Extension du domaine de la flûte
Bobbi Humphrey, une flûtiste prodige qui fut la première femme à signer chez Blue Note.
SUR “ANOTHER STAR” DE STEVIE WONDER, éblouissant crescendo menant tout droit à l’extase, c’est sa flûte enchantée qui donne le coup de grâce. La même année (1976), Bobbi Humphrey est élue meilleure femme instrumentiste par Billboard et en profite pour signer chez Epic, après cinq saisons fertiles au sein de Blue Note Records. Le label, qui avait attendu pas moins de trente ans pour introduire une femme sous sa coupole, perd ce joyau à couronne afro, sorte d’Angela Davis des flûtes de grande classe, et une part de sa groovitude absolue.
Repérée par Dizzy Gillespie alors qu’elle est encore étudiante à Dallas, la jeune Texane d’à peine 20 ans suit les conseils du trompettiste joufflu et s’en va tenter sa chance à New York, où elle se retrouve une nuit à partager les planches avec Duke Ellington. Dans la foulée, elle est enrôlée par
Lee Morgan cinq mois avant son dernier souffle, sur ce qui deviendra le posthume The Last Session chez Blue Note.
C’est l’époque où la maison-mère du hard bop a des envies de diversification funky et Bobbi a ça dans la peau. Plutôt que de jouer les utilités pour les mâles, elle obtient d’avoir son nom à elle en grand sur les pochettes. Sur Flute-In (1971) et Dig This! (1972) elle adapte à la volupté de son instrument les parties vocales des hits encore chauds de
Bill Withers, Carole King, Stevie Wonder (déjà !) ou des Temptations, avec quelques cracks notoires dans son dos, dont Hank Jones ou Ron Carter.

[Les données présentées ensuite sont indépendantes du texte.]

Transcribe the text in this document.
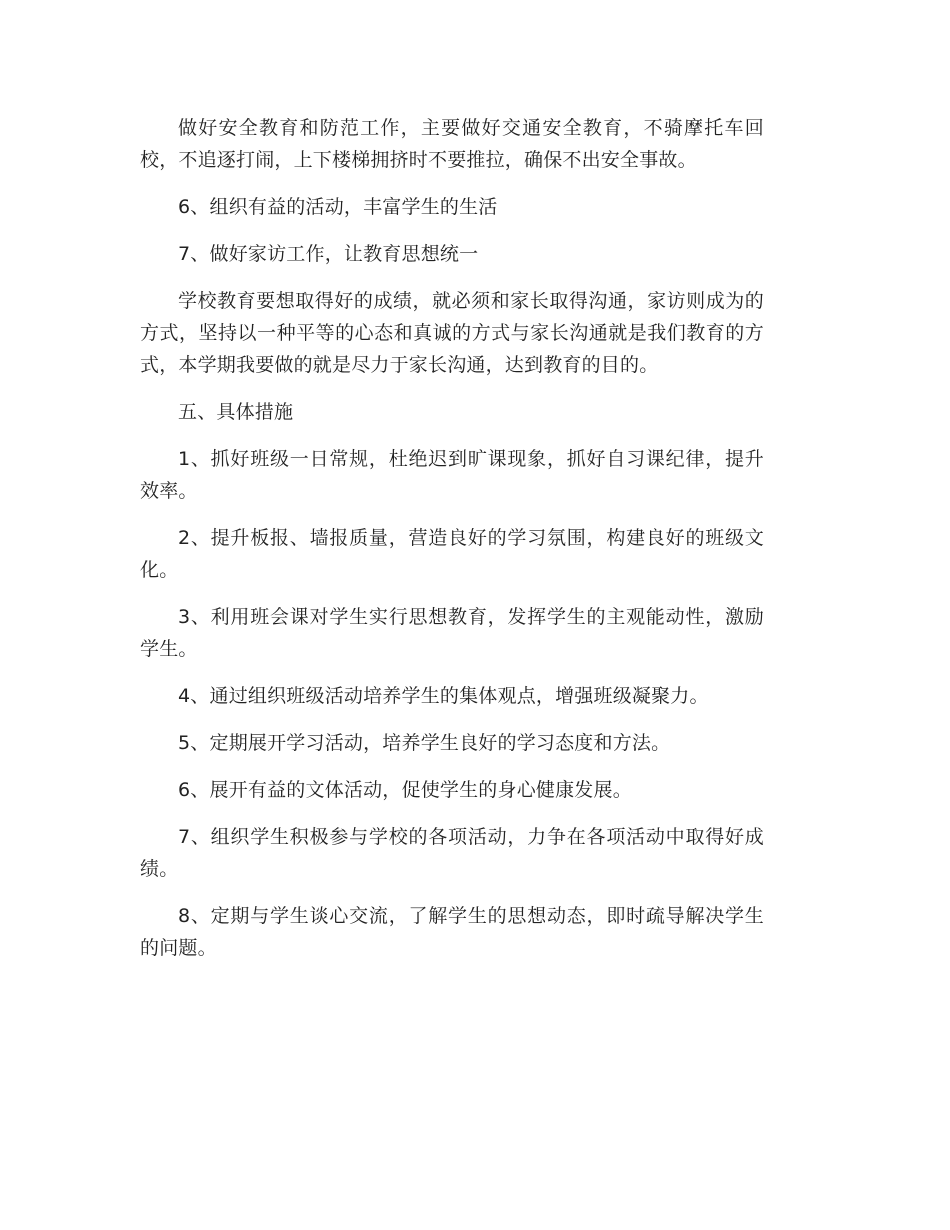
做好安全教育和防范工作，主要做好交通安全教育，不骑摩托车回校，不追逐打闹，上下楼梯拥挤时不要推拉，确保不出安全事故。

6、组织有益的活动，丰富学生的生活

7、做好家访工作，让教育思想统一

学校教育要想取得好的成绩，就必须和家长取得沟通，家访则成为的方式，坚持以一种平等的心态和真诚的方式与家长沟通就是我们教育的方式，本学期我要做的就是尽力于家长沟通，达到教育的目的。

五、具体措施

1、抓好班级一日常规，杜绝迟到旷课现象，抓好自习课纪律，提升效率。

2、提升板报、墙报质量，营造良好的学习氛围，构建良好的班级文化。

3、利用班会课对学生实行思想教育，发挥学生的主观能动性，激励学生。

4、通过组织班级活动培养学生的集体观点，增强班级凝聚力。

5、定期展开学习活动，培养学生良好的学习态度和方法。

6、展开有益的文体活动，促使学生的身心健康发展。

7、组织学生积极参与学校的各项活动，力争在各项活动中取得好成绩。

8、定期与学生谈心交流，了解学生的思想动态，即时疏导解决学生的问题。
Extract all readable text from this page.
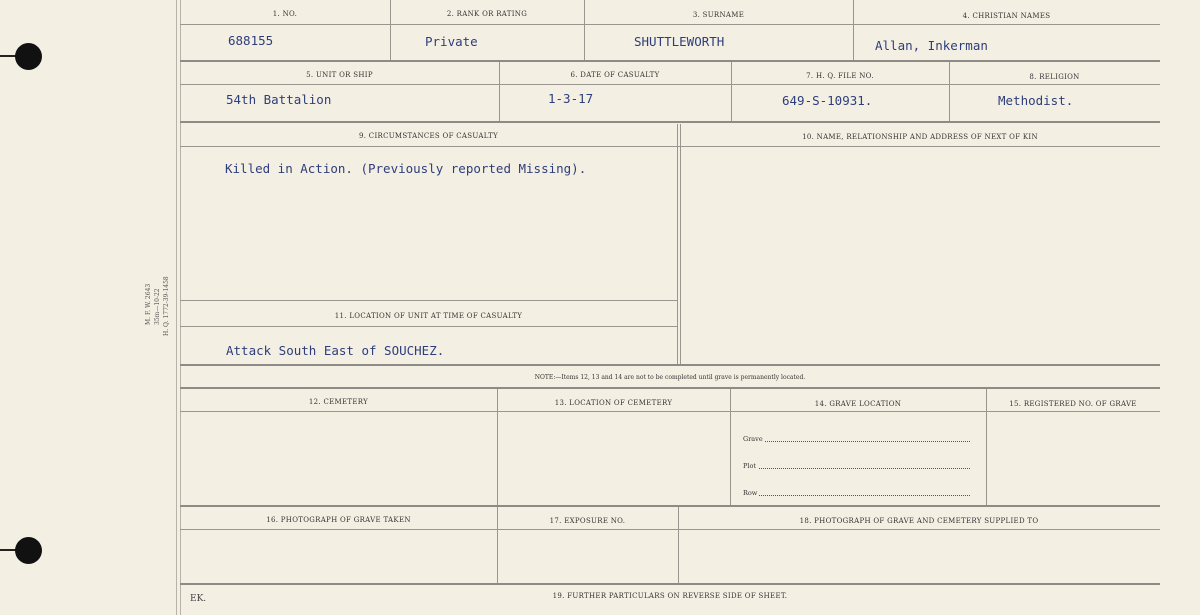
M. F. W. 2643 35m—10-22 H. Q. 1772-39-1458
1. NO.	2. RANK OR RATING	3. SURNAME	4. CHRISTIAN NAMES
688155	Private	SHUTTLEWORTH	Allan, Inkerman
5. UNIT OR SHIP	6. DATE OF CASUALTY	7. H. Q. FILE NO.	8. RELIGION
54th Battalion	1-3-17	649-S-10931.	Methodist.
9. CIRCUMSTANCES OF CASUALTY	10. NAME, RELATIONSHIP AND ADDRESS OF NEXT OF KIN
Killed in Action. (Previously reported Missing).
11. LOCATION OF UNIT AT TIME OF CASUALTY
Attack South East of SOUCHEZ.
NOTE:—Items 12, 13 and 14 are not to be completed until grave is permanently located.
12. CEMETERY	13. LOCATION OF CEMETERY	14. GRAVE LOCATION	15. REGISTERED NO. OF GRAVE
Grave
Plot
Row
16. PHOTOGRAPH OF GRAVE TAKEN	17. EXPOSURE NO.	18. PHOTOGRAPH OF GRAVE AND CEMETERY SUPPLIED TO
19. FURTHER PARTICULARS ON REVERSE SIDE OF SHEET.
EK.
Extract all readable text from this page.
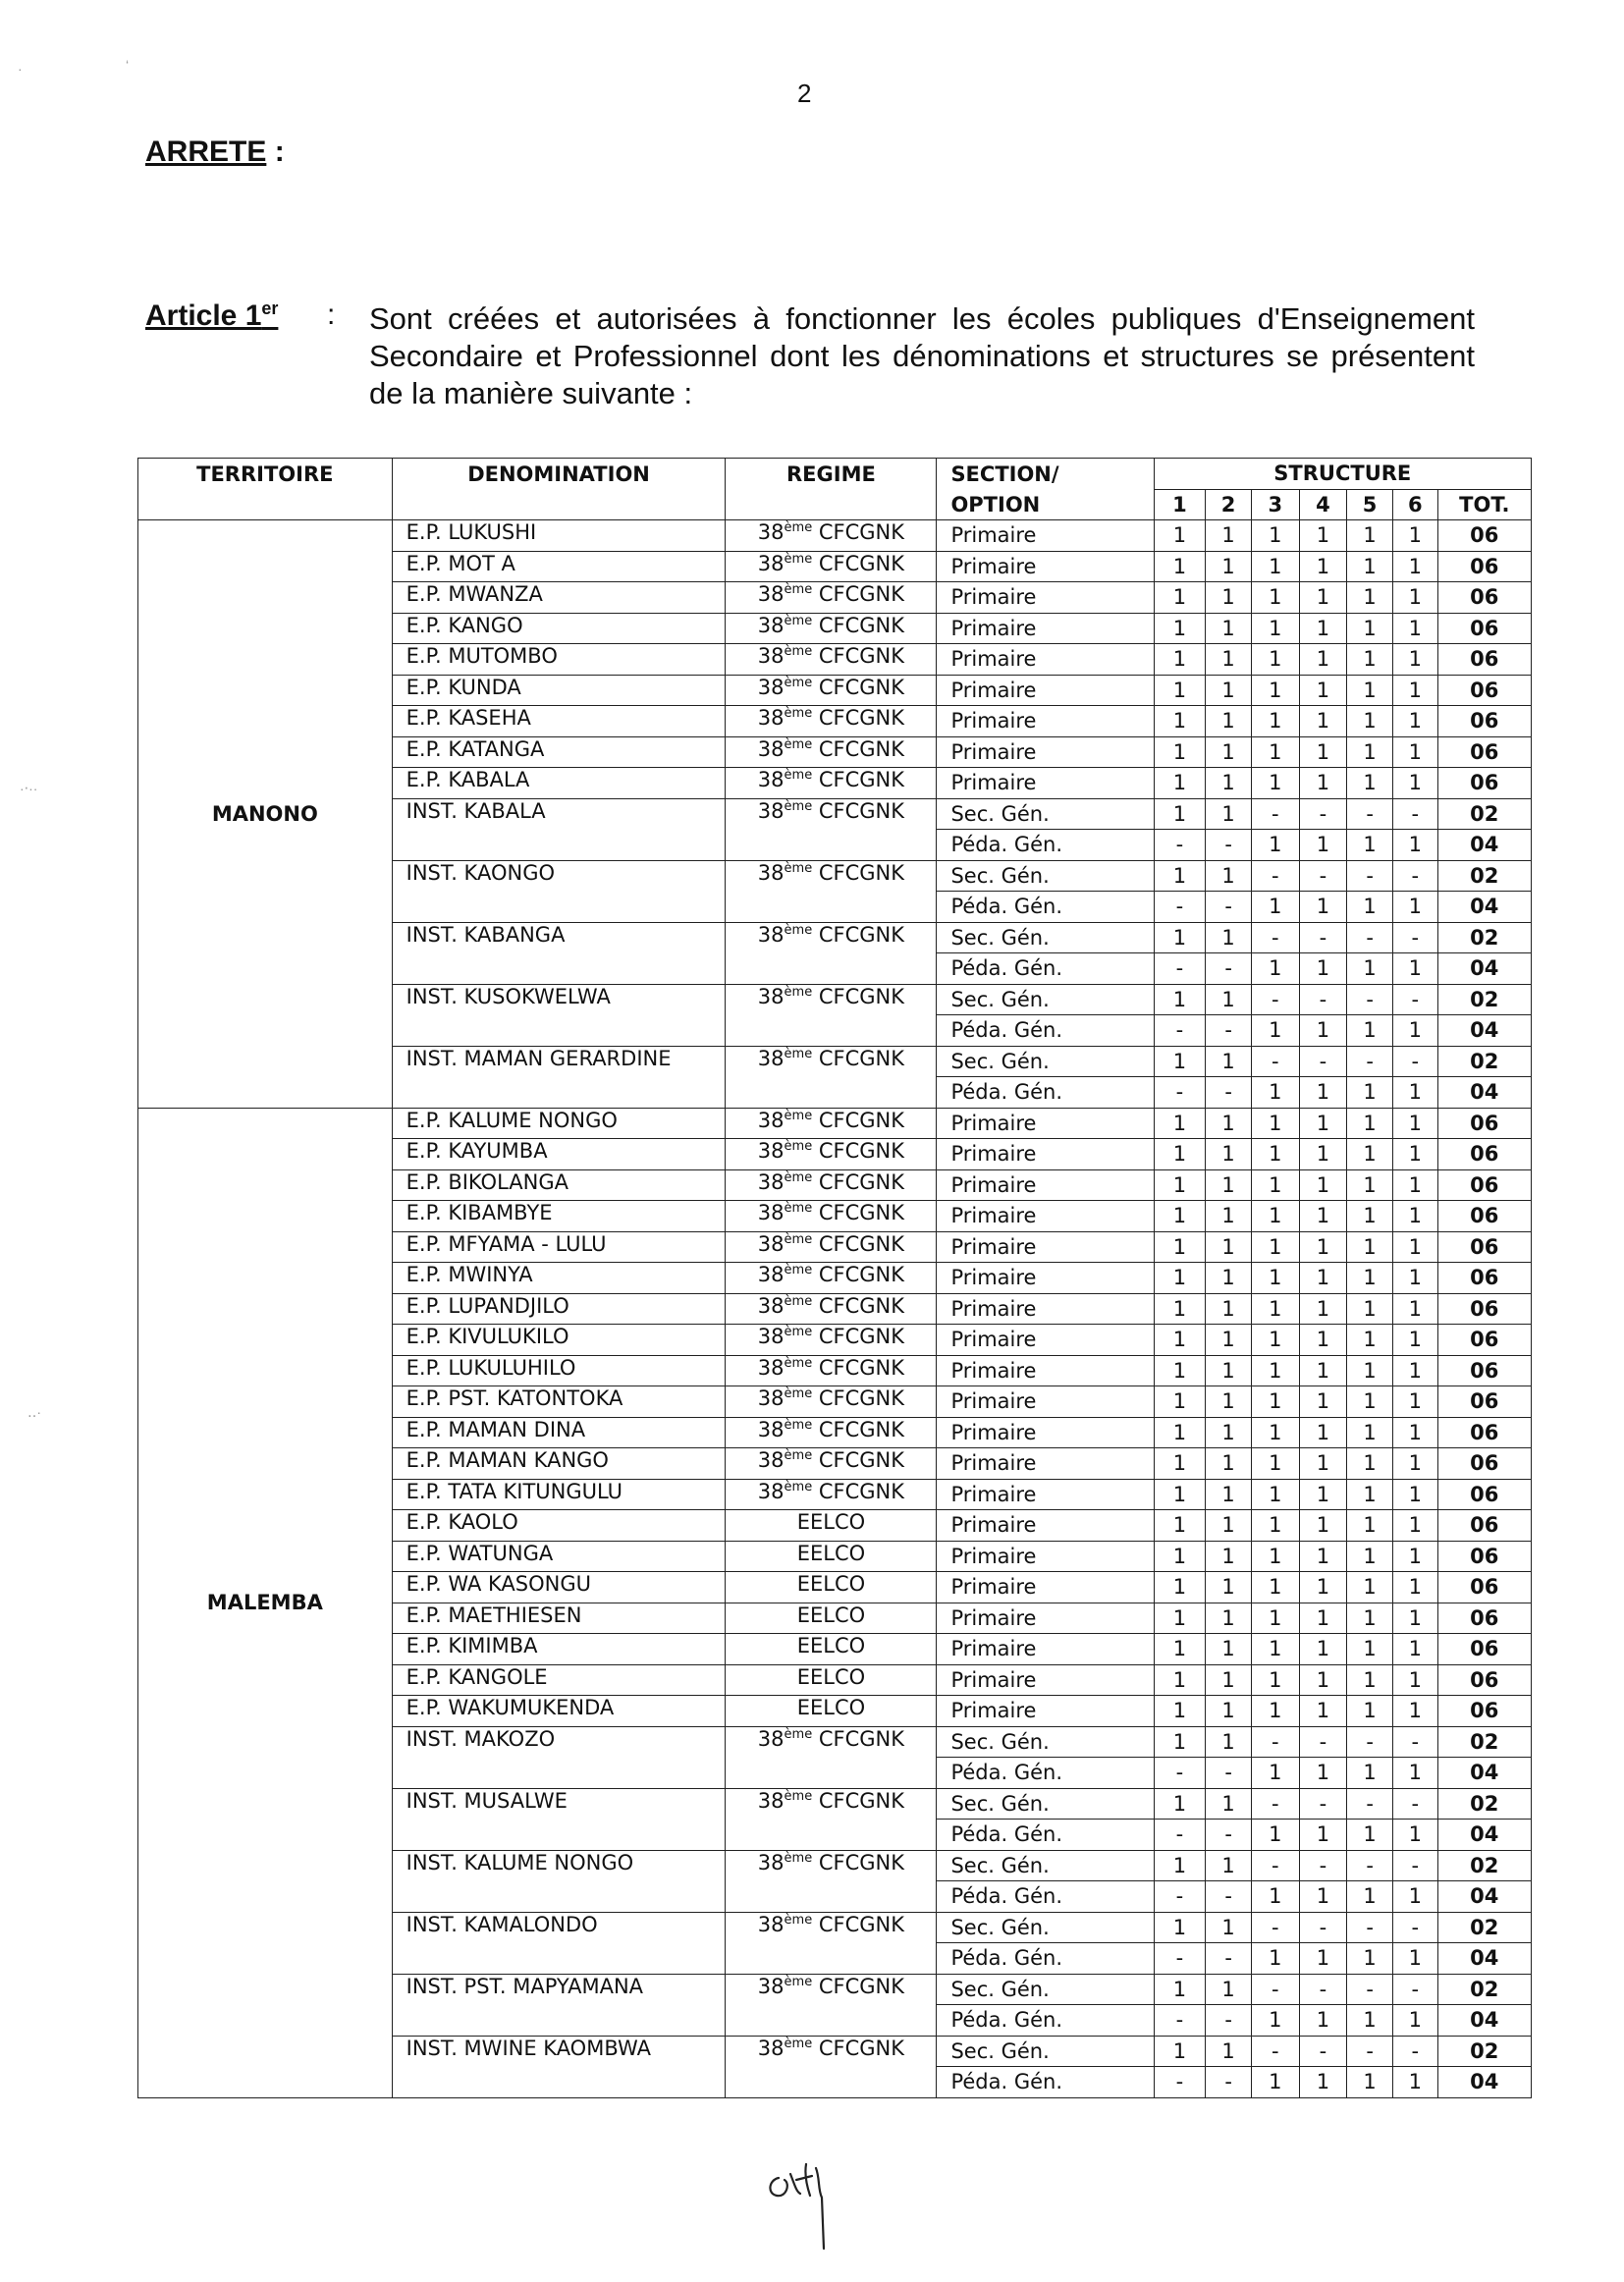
2
ARRETE :
Article 1er : Sont créées et autorisées à fonctionner les écoles publiques d'Enseignement Secondaire et Professionnel dont les dénominations et structures se présentent de la manière suivante :
TERRITOIRE	DENOMINATION	REGIME	SECTION/	STRUCTURE						
			OPTION	1	2	3	4	5	6	TOT.
MANONO	E.P. LUKUSHI	38ème CFCGNK	Primaire	1	1	1	1	1	1	06
	E.P. MOT A	38ème CFCGNK	Primaire	1	1	1	1	1	1	06
	E.P. MWANZA	38ème CFCGNK	Primaire	1	1	1	1	1	1	06
	E.P. KANGO	38ème CFCGNK	Primaire	1	1	1	1	1	1	06
	E.P. MUTOMBO	38ème CFCGNK	Primaire	1	1	1	1	1	1	06
	E.P. KUNDA	38ème CFCGNK	Primaire	1	1	1	1	1	1	06
	E.P. KASEHA	38ème CFCGNK	Primaire	1	1	1	1	1	1	06
	E.P. KATANGA	38ème CFCGNK	Primaire	1	1	1	1	1	1	06
	E.P. KABALA	38ème CFCGNK	Primaire	1	1	1	1	1	1	06
	INST. KABALA	38ème CFCGNK	Sec. Gén.	1	1	-	-	-	-	02
			Péda. Gén.	-	-	1	1	1	1	04
	INST. KAONGO	38ème CFCGNK	Sec. Gén.	1	1	-	-	-	-	02
			Péda. Gén.	-	-	1	1	1	1	04
	INST. KABANGA	38ème CFCGNK	Sec. Gén.	1	1	-	-	-	-	02
			Péda. Gén.	-	-	1	1	1	1	04
	INST. KUSOKWELWA	38ème CFCGNK	Sec. Gén.	1	1	-	-	-	-	02
			Péda. Gén.	-	-	1	1	1	1	04
	INST. MAMAN GERARDINE	38ème CFCGNK	Sec. Gén.	1	1	-	-	-	-	02
			Péda. Gén.	-	-	1	1	1	1	04
MALEMBA	E.P. KALUME NONGO	38ème CFCGNK	Primaire	1	1	1	1	1	1	06
	E.P. KAYUMBA	38ème CFCGNK	Primaire	1	1	1	1	1	1	06
	E.P. BIKOLANGA	38ème CFCGNK	Primaire	1	1	1	1	1	1	06
	E.P. KIBAMBYE	38ème CFCGNK	Primaire	1	1	1	1	1	1	06
	E.P. MFYAMA - LULU	38ème CFCGNK	Primaire	1	1	1	1	1	1	06
	E.P. MWINYA	38ème CFCGNK	Primaire	1	1	1	1	1	1	06
	E.P. LUPANDJILO	38ème CFCGNK	Primaire	1	1	1	1	1	1	06
	E.P. KIVULUKILO	38ème CFCGNK	Primaire	1	1	1	1	1	1	06
	E.P. LUKULUHILO	38ème CFCGNK	Primaire	1	1	1	1	1	1	06
	E.P. PST. KATONTOKA	38ème CFCGNK	Primaire	1	1	1	1	1	1	06
	E.P. MAMAN DINA	38ème CFCGNK	Primaire	1	1	1	1	1	1	06
	E.P. MAMAN KANGO	38ème CFCGNK	Primaire	1	1	1	1	1	1	06
	E.P. TATA KITUNGULU	38ème CFCGNK	Primaire	1	1	1	1	1	1	06
	E.P. KAOLO	EELCO	Primaire	1	1	1	1	1	1	06
	E.P. WATUNGA	EELCO	Primaire	1	1	1	1	1	1	06
	E.P. WA KASONGU	EELCO	Primaire	1	1	1	1	1	1	06
	E.P. MAETHIESEN	EELCO	Primaire	1	1	1	1	1	1	06
	E.P. KIMIMBA	EELCO	Primaire	1	1	1	1	1	1	06
	E.P. KANGOLE	EELCO	Primaire	1	1	1	1	1	1	06
	E.P. WAKUMUKENDA	EELCO	Primaire	1	1	1	1	1	1	06
	INST. MAKOZO	38ème CFCGNK	Sec. Gén.	1	1	-	-	-	-	02
			Péda. Gén.	-	-	1	1	1	1	04
	INST. MUSALWE	38ème CFCGNK	Sec. Gén.	1	1	-	-	-	-	02
			Péda. Gén.	-	-	1	1	1	1	04
	INST. KALUME NONGO	38ème CFCGNK	Sec. Gén.	1	1	-	-	-	-	02
			Péda. Gén.	-	-	1	1	1	1	04
	INST. KAMALONDO	38ème CFCGNK	Sec. Gén.	1	1	-	-	-	-	02
			Péda. Gén.	-	-	1	1	1	1	04
	INST. PST. MAPYAMANA	38ème CFCGNK	Sec. Gén.	1	1	-	-	-	-	02
			Péda. Gén.	-	-	1	1	1	1	04
	INST. MWINE KAOMBWA	38ème CFCGNK	Sec. Gén.	1	1	-	-	-	-	02
			Péda. Gén.	-	-	1	1	1	1	04
·	‘
·‧··
‥·
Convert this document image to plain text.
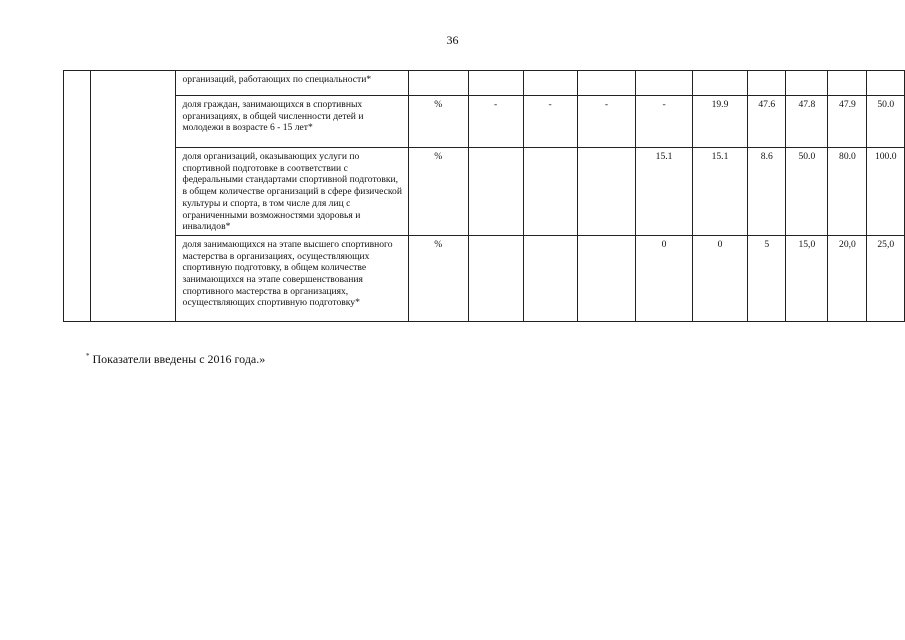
36
		организаций, работающих по специальности*										
		доля граждан, занимающихся в спортивных организациях, в общей численности детей и молодежи в возрасте 6 - 15 лет*	%	-	-	-	-	19.9	47.6	47.8	47.9	50.0
		доля организаций, оказывающих услуги по спортивной подготовке в соответствии с федеральными стандартами спортивной подготовки, в общем количестве организаций в сфере физической культуры и спорта, в том числе для лиц с ограниченными возможностями здоровья и инвалидов*	%				15.1	15.1	8.6	50.0	80.0	100.0
		доля занимающихся на этапе высшего спортивного мастерства в организациях, осуществляющих спортивную подготовку, в общем количестве занимающихся на этапе совершенствования спортивного мастерства в организациях, осуществляющих спортивную подготовку*	%				0	0	5	15,0	20,0	25,0
* Показатели введены с 2016 года.»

Mais c’est avec Blacks and Blues, en 1973, qu’elle décroche la timbale, l’album étant entièrement écrit, produit et orchestré par Larry Mizell avec l’aide de son frère Fonve, sur un modèle déjà éprouvé chez Donald Byrd. La marque des Mizell Brothers, qui émargent également chez Motown, ce sont d’opulentes orchestrations et des choeurs opalescents, des rythmiques laid-back made in L. A. et quelques touches de synthés cosmiques, soit un terrain parfait pour l’envol d’une flûte au soleil couchant. Harlem River Drive et ses huit minutes paradisiaques entrent directement dans la légende, avant d’entrer des années plus tard dans toutes les banques de samples qui se respectent.
Sur ses trois albums pour Epic, Humphrey tâtera du disco et lâchera parfois son instrument pour chanter, accueillant en échange de bon procédés l’harmonica de Stevie sur l’irrésistible et ardent Home-Made Jam. Un seul disque (médiocre) dans les eighties et deux autres pas bien plus réjouissants au cours de la décennie suivante auront pour fâcheux effet de l’effacer des mémoires. Merci Oizo, pour avoir fait en sorte de ressortir Bobbi de l’oubli.